Ingredients:
- 1 ½ cups (300g) Japanese short-grain rice (sushi rice)
- 1 ½ cups (360ml) Water, filtered or tap water
- 3 tablespoons (45ml) Rice vinegar (unseasoned)
- 1 ½ tablespoons (22.5g) Granulated sugar
- ¾ teaspoon (4g) Kosher salt
Instructions:
- Thoroughly rinse the sushi rice under cold running water until the water runs clear. This removes excess starch and prevents stickiness.
- Combine the rinsed rice and water in the saucepan (or rice cooker). Bring to a boil over medium-high heat, then reduce the heat to low, cover tightly, and simmer for 15 minutes.
- Turn off the heat and let the rice steam, covered, for another 10 minutes. Do not lift the lid during this time!
- While the rice is resting, whisk together the rice vinegar, sugar, and salt in a small bowl until the sugar and salt are completely dissolved.

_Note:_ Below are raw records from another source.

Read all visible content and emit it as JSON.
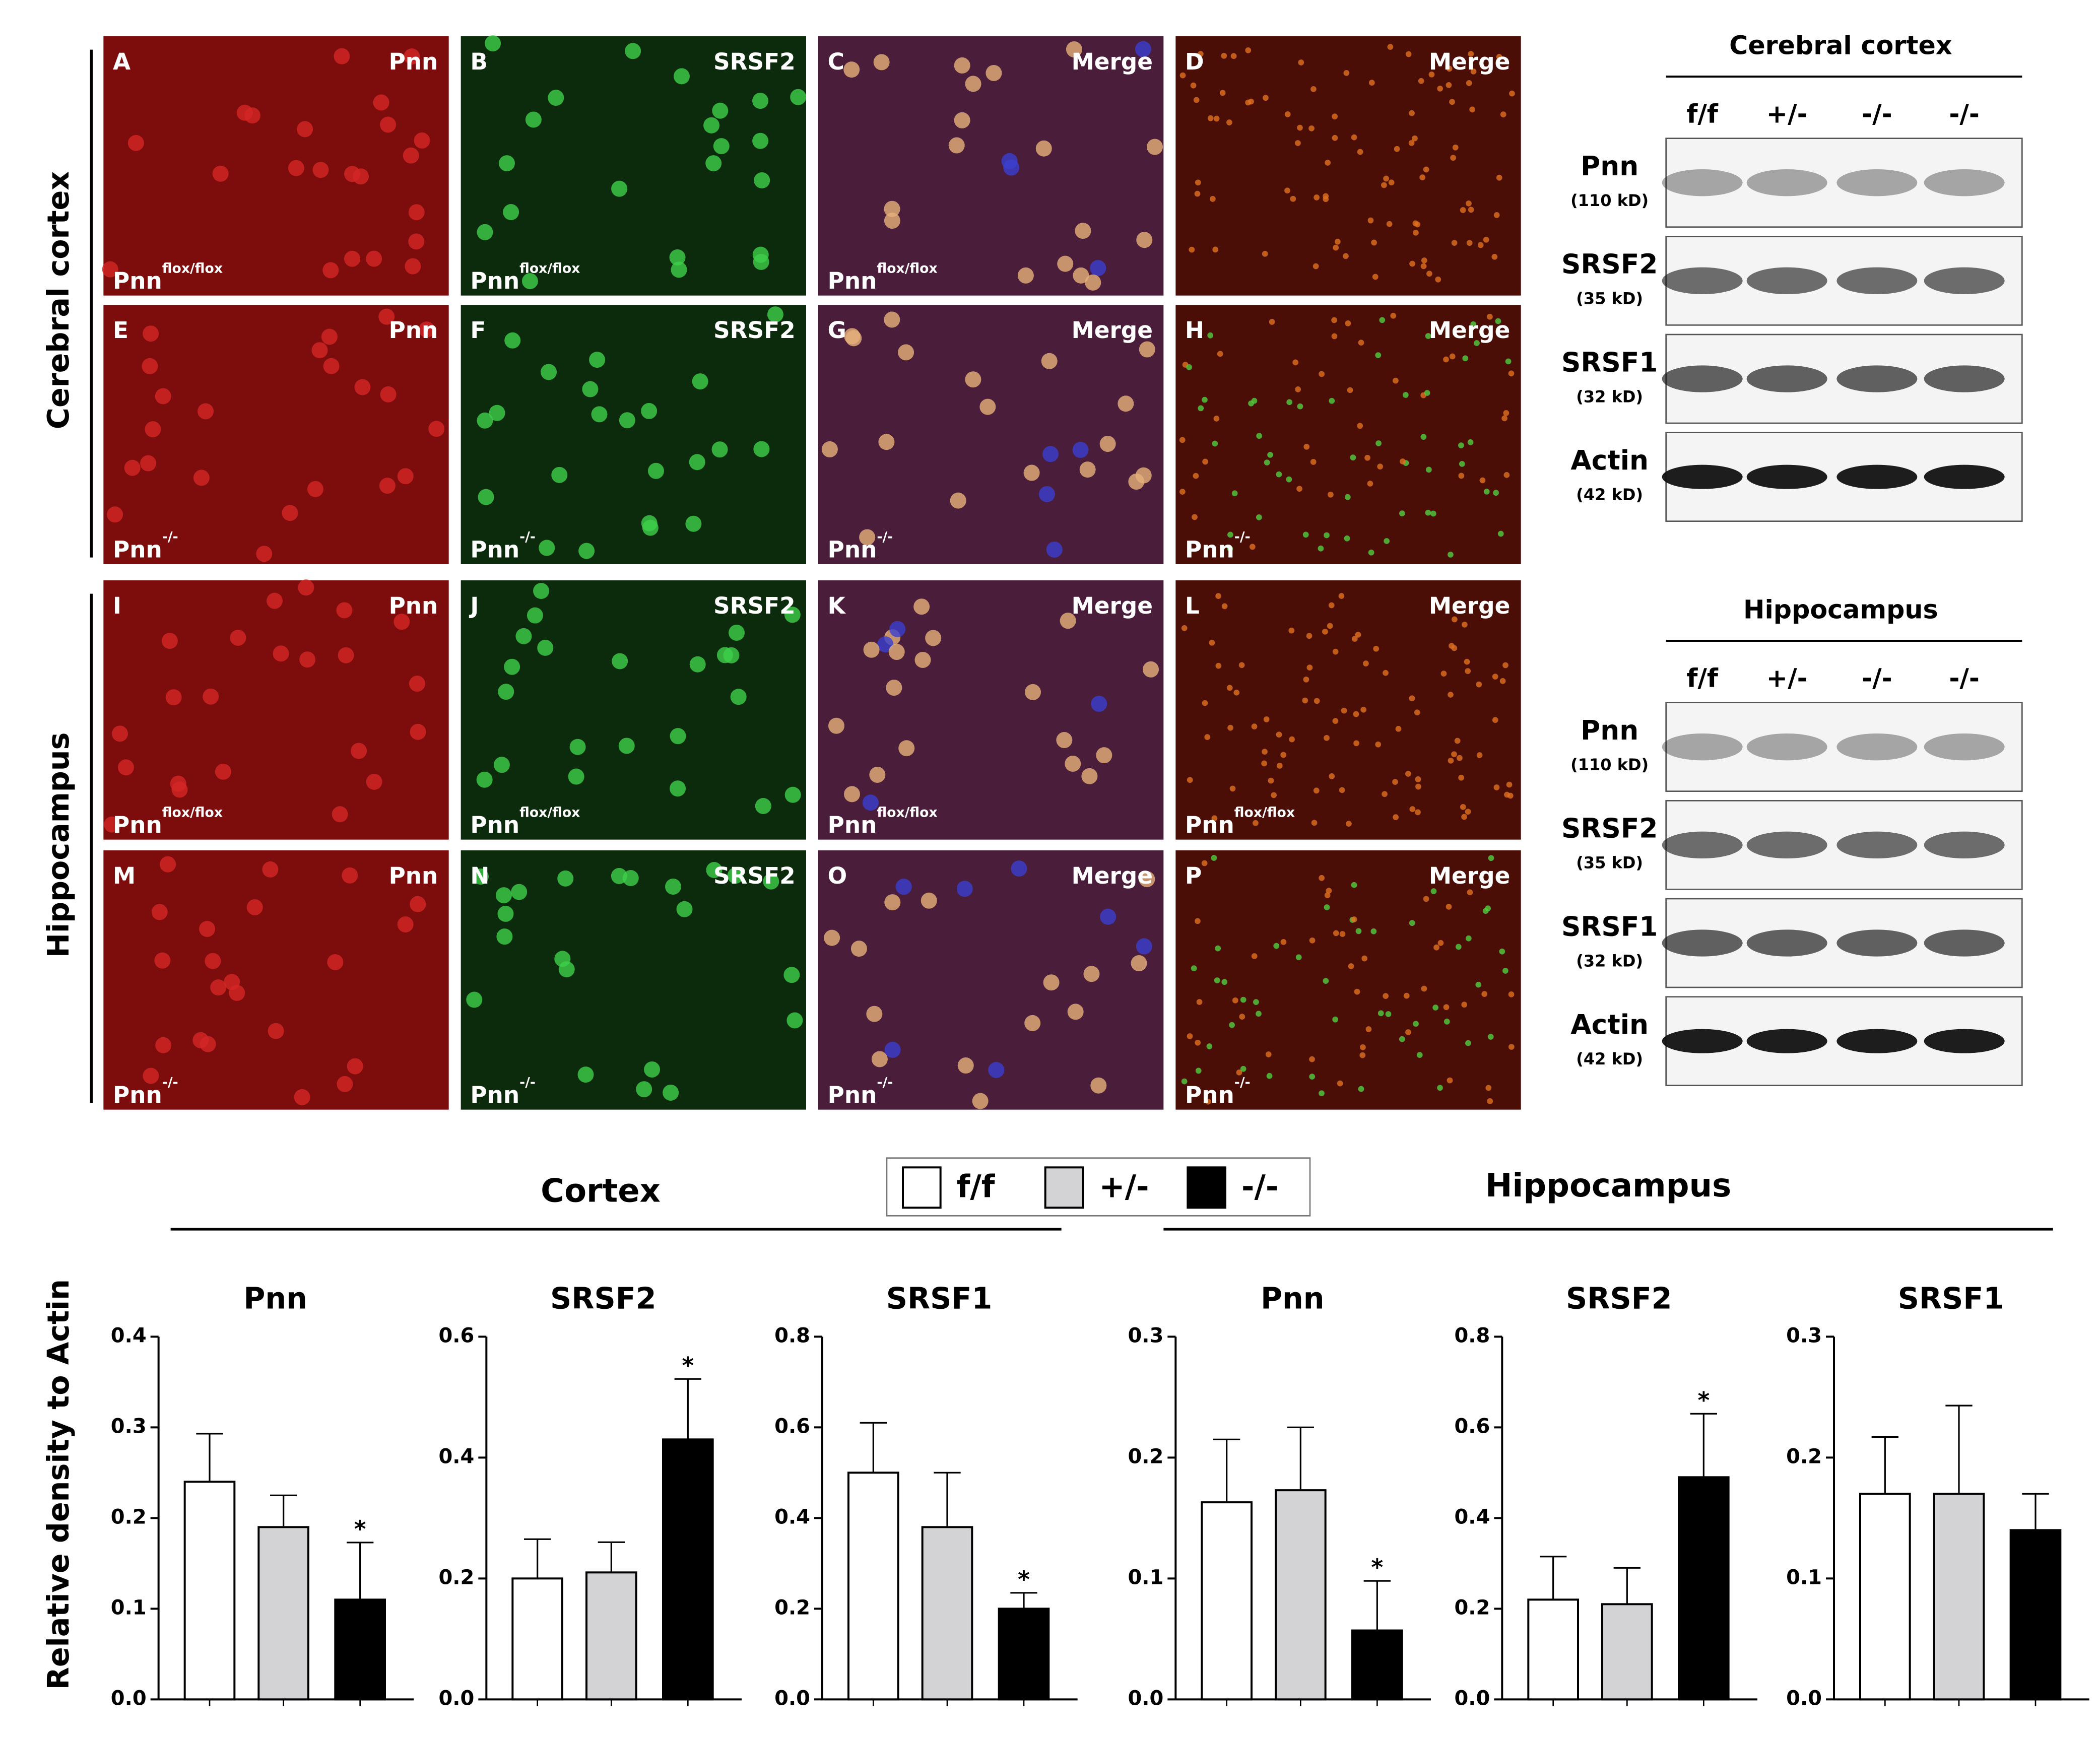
{
  "image_rows": [
    {
      "label": "Cerebral cortex",
      "panels": [
        {
          "letter": "A",
          "stain": "Pnn",
          "genotype": {
            "base": "Pnn",
            "sup": "flox/flox"
          }
        },
        {
          "letter": "B",
          "stain": "SRSF2",
          "genotype": {
            "base": "Pnn",
            "sup": "flox/flox"
          }
        },
        {
          "letter": "C",
          "stain": "Merge",
          "genotype": {
            "base": "Pnn",
            "sup": "flox/flox"
          }
        },
        {
          "letter": "D",
          "stain": "Merge"
        },
        {
          "letter": "E",
          "stain": "Pnn",
          "genotype": {
            "base": "Pnn",
            "sup": "-/-"
          }
        },
        {
          "letter": "F",
          "stain": "SRSF2",
          "genotype": {
            "base": "Pnn",
            "sup": "-/-"
          }
        },
        {
          "letter": "G",
          "stain": "Merge",
          "genotype": {
            "base": "Pnn",
            "sup": "-/-"
          }
        },
        {
          "letter": "H",
          "stain": "Merge",
          "genotype": {
            "base": "Pnn",
            "sup": "-/-"
          }
        }
      ]
    },
    {
      "label": "Hippocampus",
      "panels": [
        {
          "letter": "I",
          "stain": "Pnn",
          "genotype": {
            "base": "Pnn",
            "sup": "flox/flox"
          }
        },
        {
          "letter": "J",
          "stain": "SRSF2",
          "genotype": {
            "base": "Pnn",
            "sup": "flox/flox"
          }
        },
        {
          "letter": "K",
          "stain": "Merge",
          "genotype": {
            "base": "Pnn",
            "sup": "flox/flox"
          }
        },
        {
          "letter": "L",
          "stain": "Merge",
          "genotype": {
            "base": "Pnn",
            "sup": "flox/flox"
          }
        },
        {
          "letter": "M",
          "stain": "Pnn",
          "genotype": {
            "base": "Pnn",
            "sup": "-/-"
          }
        },
        {
          "letter": "N",
          "stain": "SRSF2",
          "genotype": {
            "base": "Pnn",
            "sup": "-/-"
          }
        },
        {
          "letter": "O",
          "stain": "Merge",
          "genotype": {
            "base": "Pnn",
            "sup": "-/-"
          }
        },
        {
          "letter": "P",
          "stain": "Merge",
          "genotype": {
            "base": "Pnn",
            "sup": "-/-"
          }
        }
      ]
    }
  ],
  "blots": [
    {
      "title": "Cerebral cortex",
      "lanes": [
        "f/f",
        "+/-",
        "-/-",
        "-/-"
      ],
      "rows": [
        {
          "name": "Pnn",
          "size": "(110 kD)"
        },
        {
          "name": "SRSF2",
          "size": "(35 kD)"
        },
        {
          "name": "SRSF1",
          "size": "(32 kD)"
        },
        {
          "name": "Actin",
          "size": "(42 kD)"
        }
      ]
    },
    {
      "title": "Hippocampus",
      "lanes": [
        "f/f",
        "+/-",
        "-/-",
        "-/-"
      ],
      "rows": [
        {
          "name": "Pnn",
          "size": "(110 kD)"
        },
        {
          "name": "SRSF2",
          "size": "(35 kD)"
        },
        {
          "name": "SRSF1",
          "size": "(32 kD)"
        },
        {
          "name": "Actin",
          "size": "(42 kD)"
        }
      ]
    }
  ],
  "legend": {
    "names": [
      "f/f",
      "+/-",
      "-/-"
    ],
    "colors": [
      "#ffffff",
      "#d3d3d5",
      "#000000"
    ]
  },
  "group_titles": [
    "Cortex",
    "Hippocampus"
  ],
  "y_axis_label": "Relative density to Actin",
  "chart_data": [
    {
      "type": "bar",
      "title": "Pnn",
      "values": [
        0.24,
        0.19,
        0.11
      ],
      "errors": [
        0.053,
        0.035,
        0.063
      ],
      "significance": [
        null,
        null,
        "*"
      ],
      "ylim": [
        0,
        0.4
      ],
      "yticks": [
        {
          "value": 0,
          "label": "0.0"
        },
        0.1,
        0.2,
        0.3,
        0.4
      ]
    },
    {
      "type": "bar",
      "title": "SRSF2",
      "values": [
        0.2,
        0.21,
        0.43
      ],
      "errors": [
        0.065,
        0.05,
        0.1
      ],
      "significance": [
        null,
        null,
        "*"
      ],
      "ylim": [
        0,
        0.6
      ],
      "yticks": [
        {
          "value": 0,
          "label": "0.0"
        },
        0.2,
        0.4,
        0.6
      ]
    },
    {
      "type": "bar",
      "title": "SRSF1",
      "values": [
        0.5,
        0.38,
        0.2
      ],
      "errors": [
        0.11,
        0.12,
        0.035
      ],
      "significance": [
        null,
        null,
        "*"
      ],
      "ylim": [
        0,
        0.8
      ],
      "yticks": [
        {
          "value": 0,
          "label": "0.0"
        },
        0.2,
        0.4,
        0.6,
        0.8
      ]
    },
    {
      "type": "bar",
      "title": "Pnn",
      "values": [
        0.163,
        0.173,
        0.057
      ],
      "errors": [
        0.052,
        0.052,
        0.041
      ],
      "significance": [
        null,
        null,
        "*"
      ],
      "ylim": [
        0,
        0.3
      ],
      "yticks": [
        {
          "value": 0,
          "label": "0.0"
        },
        0.1,
        0.2,
        0.3
      ]
    },
    {
      "type": "bar",
      "title": "SRSF2",
      "values": [
        0.22,
        0.21,
        0.49
      ],
      "errors": [
        0.095,
        0.08,
        0.14
      ],
      "significance": [
        null,
        null,
        "*"
      ],
      "ylim": [
        0,
        0.8
      ],
      "yticks": [
        {
          "value": 0,
          "label": "0.0"
        },
        0.2,
        0.4,
        0.6,
        0.8
      ]
    },
    {
      "type": "bar",
      "title": "SRSF1",
      "values": [
        0.17,
        0.17,
        0.14
      ],
      "errors": [
        0.047,
        0.073,
        0.03
      ],
      "significance": [
        null,
        null,
        null
      ],
      "ylim": [
        0,
        0.3
      ],
      "yticks": [
        {
          "value": 0,
          "label": "0.0"
        },
        0.1,
        0.2,
        0.3
      ]
    }
  ]
}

- Gently transfer the cooked rice to a large bowl (or Hangiri). Sprinkle the sushi vinegar mixture evenly over the rice.
- Using a wooden spoon or rice paddle, gently cut and fold the vinegar into the rice, being careful not to mash it. Fan the rice with a paper fan or by gently waving a clean tea towel to cool it down quickly to body temperature.